Cotton normally contains a lot of dirt (I know, it looks pretty clean in the photo above) and wax.  I'm not sure if the wax is a result of commercial growing, or if it's produced naturally, but my cotton needed to be clean before I could dye it.  I boiled it for a couple of hours, then changed the water and repeated the whole process 3 times - 4 boilings in all.  This is what my pan looked like after the first boil :-




It took a lot of scrubbing to get that clean.  Then after the subsequent boilings it looked just as bad!  The water was just a dirty yellow colour, nothing dramatic.  Anyway, I ended up with a fairly clean (I hope!) skein.

Next step was mordanting.  Cotton and other cellulose fibres need a different approach from wool and protein fibres when it comes to mordanting.  I found instructions on the internet which used alum, tannic acid, and soda ash.  Previously I'd read that these had to be applied in separate stages, but the instructions I decided to follow did it all in one pot.  All went well with heating the skein in the mordant bath, but the next morning when I opened the pan after it had cooled, I was rather shocked to find this :-


Not a very good photo, but basically all the powders (which dissolved nicely when I put them in the pan of water) had settled on top of the skein of cotton.  The black bits are holes in the powdery scum.  I was a bit worried that it wouldn't rinse off, but thankfully the skein came out nice and clean and ready for the dye pot.

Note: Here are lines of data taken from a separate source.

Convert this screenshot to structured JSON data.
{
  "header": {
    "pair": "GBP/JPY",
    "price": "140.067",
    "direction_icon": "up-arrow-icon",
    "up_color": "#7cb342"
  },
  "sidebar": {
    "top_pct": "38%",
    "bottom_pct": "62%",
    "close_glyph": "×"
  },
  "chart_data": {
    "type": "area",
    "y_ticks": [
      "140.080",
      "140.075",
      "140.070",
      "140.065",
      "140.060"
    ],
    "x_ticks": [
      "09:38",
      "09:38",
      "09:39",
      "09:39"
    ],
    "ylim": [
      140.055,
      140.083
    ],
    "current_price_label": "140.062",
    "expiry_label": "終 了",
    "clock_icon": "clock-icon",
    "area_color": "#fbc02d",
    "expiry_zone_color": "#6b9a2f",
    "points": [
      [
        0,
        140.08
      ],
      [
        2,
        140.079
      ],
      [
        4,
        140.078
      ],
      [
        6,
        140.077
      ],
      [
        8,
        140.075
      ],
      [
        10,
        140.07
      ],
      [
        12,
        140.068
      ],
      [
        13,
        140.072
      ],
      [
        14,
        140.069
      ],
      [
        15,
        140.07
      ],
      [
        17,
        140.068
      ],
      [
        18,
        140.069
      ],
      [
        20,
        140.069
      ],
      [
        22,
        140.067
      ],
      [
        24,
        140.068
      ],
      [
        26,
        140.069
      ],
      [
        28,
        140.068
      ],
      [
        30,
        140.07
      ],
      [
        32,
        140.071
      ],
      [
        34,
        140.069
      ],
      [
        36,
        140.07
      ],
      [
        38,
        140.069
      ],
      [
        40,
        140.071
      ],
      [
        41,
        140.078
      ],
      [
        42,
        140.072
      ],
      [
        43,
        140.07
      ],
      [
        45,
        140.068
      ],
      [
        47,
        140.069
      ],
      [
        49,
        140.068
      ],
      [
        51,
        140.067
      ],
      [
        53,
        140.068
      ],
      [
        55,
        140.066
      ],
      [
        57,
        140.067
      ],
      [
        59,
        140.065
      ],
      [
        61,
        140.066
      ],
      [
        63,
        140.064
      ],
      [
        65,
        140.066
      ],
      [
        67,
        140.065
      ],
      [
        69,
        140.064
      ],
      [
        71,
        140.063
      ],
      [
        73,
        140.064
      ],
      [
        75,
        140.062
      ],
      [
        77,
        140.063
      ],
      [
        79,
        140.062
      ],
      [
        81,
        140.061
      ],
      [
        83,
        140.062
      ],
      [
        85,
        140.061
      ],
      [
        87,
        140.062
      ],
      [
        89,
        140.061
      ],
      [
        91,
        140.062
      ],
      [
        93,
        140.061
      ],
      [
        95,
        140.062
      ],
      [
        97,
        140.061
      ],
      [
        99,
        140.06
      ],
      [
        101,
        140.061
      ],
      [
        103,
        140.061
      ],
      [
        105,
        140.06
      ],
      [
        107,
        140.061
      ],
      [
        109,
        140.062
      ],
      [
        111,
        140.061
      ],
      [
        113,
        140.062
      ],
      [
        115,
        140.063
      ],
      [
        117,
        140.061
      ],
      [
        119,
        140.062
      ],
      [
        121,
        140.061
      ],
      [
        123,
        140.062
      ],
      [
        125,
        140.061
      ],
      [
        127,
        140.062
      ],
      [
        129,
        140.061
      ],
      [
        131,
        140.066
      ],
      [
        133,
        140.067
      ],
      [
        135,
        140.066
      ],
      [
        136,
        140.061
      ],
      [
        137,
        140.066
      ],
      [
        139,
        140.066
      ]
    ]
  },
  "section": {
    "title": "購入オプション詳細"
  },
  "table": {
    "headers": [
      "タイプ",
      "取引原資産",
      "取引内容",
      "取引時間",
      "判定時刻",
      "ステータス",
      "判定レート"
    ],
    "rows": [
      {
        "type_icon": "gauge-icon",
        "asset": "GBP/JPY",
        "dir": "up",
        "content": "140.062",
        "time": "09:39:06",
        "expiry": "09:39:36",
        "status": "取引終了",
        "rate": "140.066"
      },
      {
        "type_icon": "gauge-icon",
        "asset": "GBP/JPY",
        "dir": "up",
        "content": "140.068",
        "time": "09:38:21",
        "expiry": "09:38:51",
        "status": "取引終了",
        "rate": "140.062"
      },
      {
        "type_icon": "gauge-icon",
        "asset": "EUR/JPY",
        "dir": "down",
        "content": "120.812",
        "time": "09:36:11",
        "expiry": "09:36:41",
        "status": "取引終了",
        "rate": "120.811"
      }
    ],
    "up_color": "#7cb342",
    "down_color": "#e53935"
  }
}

I decided on yellow for the colour and picked quite a lot (300g) of weld that had self-seeded in the garden.



I chopped it all up and cooked it in hot water.  I kept this at a simmering level (not boiling) because I'm always afraid that boiling will spoil the colour.  I left the dye stuff in the water when I added the skein of cotton hoping to get a bit more colour that way.  The result was a pale yellow - interesting, but pale.  I can only surmise that cotton doesn't take colour quite as well as wool and protein fibres because when I've dyed with weld in the past it's been a much deeper and more vibrant yellow.


I wasn't sure whether to ply this or not, so at the moment it's still a single.  I think I may eventually ply it  as, although it relaxed quite a bit during mordanting and dyeing, it still has quite a lot of twist.